Here are the Reference documents for each of the language bindings provided by BRAHMS. There follows a quick run-down of the status of each binding. But the general rule, as always, is stick with what you know. Naturally, you can't get faster than a native Process, and the usual rules apply about what will run fast in what language: in particular, interpreted languages may execute considerably slower for certain types of Process.

Each binding is referred to by its number, pronounced in hundreds - that is, "Twelve sixty-six", "Eleven ninety-nine", etc. The reason for this will become clearer as we accrue further bindings in the same languages.

  • The bindings that are not currently thread-safe (1258 and 1262) can still multi-process, using Concerto, so Processes can approach the same speed-up as they would get from multi-threading by using multi-processing.


Components developed against this binding (1266) compile to native BRAHMS modules, and run without overhead. This binding is stable. But we strongly recommend you use a C++ binding, even if you're a C developer, because they're really much easier to use - you can still author your component in C, more or less, but you will find the interface much less effort to use from C++.

Pros and Cons

The onus on the user of the C binding is two-fold. First, the binding does not handle the four module-level Events. Second, wrappers for calls on Data and Utility objects are not available, so they must be made the long way round: creating an Event, initialising it, and firing it. On the plus side, you can't BRAHMS faster than this (but a good optimising compiler will probably make as good a binary from code written against a C++ binding).

Future directions

A future C binding will likely handle the module-level events.


  • 1065 is a legacy binding - developers of new C++ components should use 1199 (quite similar, more efficient).

The C++ binding (1199) is stable, efficient, and the choice of champions, provided you can write C, at least. This binding is used for all Standard Library components (as and when they are upgraded from 1065, anyway).

Pros and Cons

The C++ binding is high performance, whilst offering the interface in perhaps its most intuitive form. No real downside to this one.

Future directions

No current plans.


1258 is stable, has undergone significant testing, and is fully functional.

Pros and Cons

The Matlab binding has the advantage of rapid adoption for the Matlab user. However, it is implemented using the Matlab Engine, which raises the following concerns.

  • The engine is thread-sensitive, and cannot be held open after execution, so it must be started anew on each BRAHMS run, causing typically a two to three second delay on each execution.

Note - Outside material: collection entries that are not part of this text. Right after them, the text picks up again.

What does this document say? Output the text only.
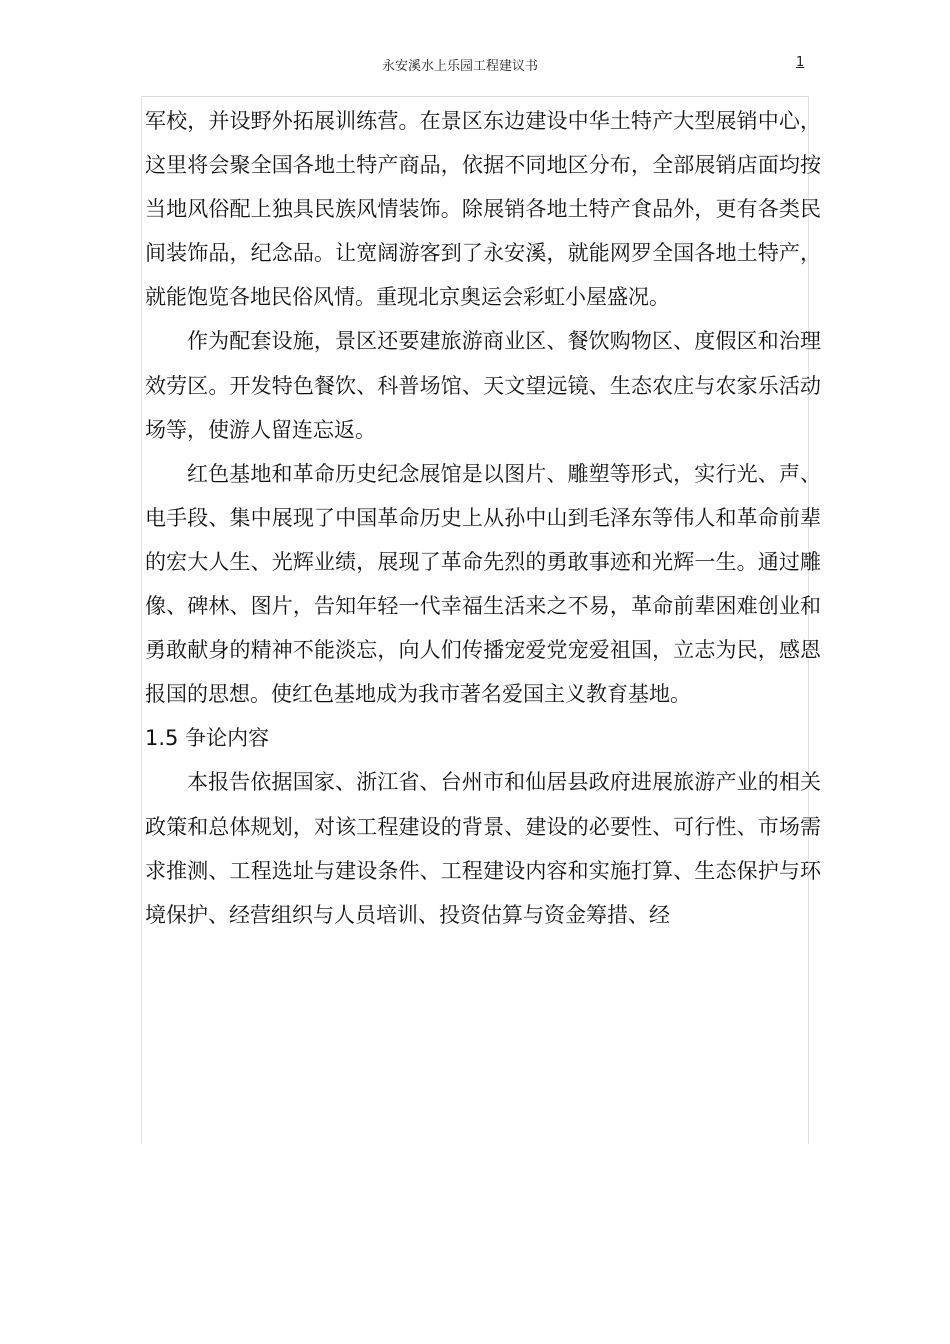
永安溪水上乐园工程建议书	1

军校，并设野外拓展训练营。在景区东边建设中华土特产大型展销中心，这里将会聚全国各地土特产商品，依据不同地区分布，全部展销店面均按当地风俗配上独具民族风情装饰。除展销各地土特产食品外，更有各类民间装饰品，纪念品。让宽阔游客到了永安溪，就能网罗全国各地土特产，就能饱览各地民俗风情。重现北京奥运会彩虹小屋盛况。

作为配套设施，景区还要建旅游商业区、餐饮购物区、度假区和治理效劳区。开发特色餐饮、科普场馆、天文望远镜、生态农庄与农家乐活动场等，使游人留连忘返。

红色基地和革命历史纪念展馆是以图片、雕塑等形式，实行光、声、电手段、集中展现了中国革命历史上从孙中山到毛泽东等伟人和革命前辈的宏大人生、光辉业绩，展现了革命先烈的勇敢事迹和光辉一生。通过雕像、碑林、图片，告知年轻一代幸福生活来之不易，革命前辈困难创业和勇敢献身的精神不能淡忘，向人们传播宠爱党宠爱祖国，立志为民，感恩报国的思想。使红色基地成为我市著名爱国主义教育基地。

1.5 争论内容

本报告依据国家、浙江省、台州市和仙居县政府进展旅游产业的相关政策和总体规划，对该工程建设的背景、建设的必要性、可行性、市场需求推测、工程选址与建设条件、工程建设内容和实施打算、生态保护与环境保护、经营组织与人员培训、投资估算与资金筹措、经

Discussion with Mathworks continues.
  • The engine is not thread-safe, so BRAHMS processes written in Matlab cannot be run concurrently in the same memory-space (though they can be distributed using Concerto, as noted above).
  • BRAHMS and Matlab interacting in this way do not play all that nice, so calling the framework during event processing is a little ugly (though, fully functional).

Future directions

We expect to review and update this binding when time permits, with a view to addressing the issues raised above. In particular, we may move to a model where the Matlab code is compiled, rather than interpreted at run-time, and we would hope to resolve the imperfections of the framework calling convention as well, through this approach.

In addition, there is a possibility that 1258 itself could be replaced in a backwards-compatible way, speeding the execution of processes authored against it. No promises there, though.


This binding (1262) has now undergone a fair amount of testing, and should be fairly stable.

Pros and Cons

1262 is closely based on 1258 (port by Tak-Shing Chan), with much slicker framework calls, and no thread-sensitivity issues. We are, mostly, very pleased with this binding. However, the Python binding is also not currently thread-safe, restricting parallelisation to Concerto rather than Solo.

Future directions

1) We hope that in the future, support from the Python developers will allow us to relieve the thread-safety restriction, without the need to modify any user-developed Components.

2) We expect to develop a new Python binding that takes the form of a class (rather than a function, which was inherited from the Matlab binding), making the interface more intuitive.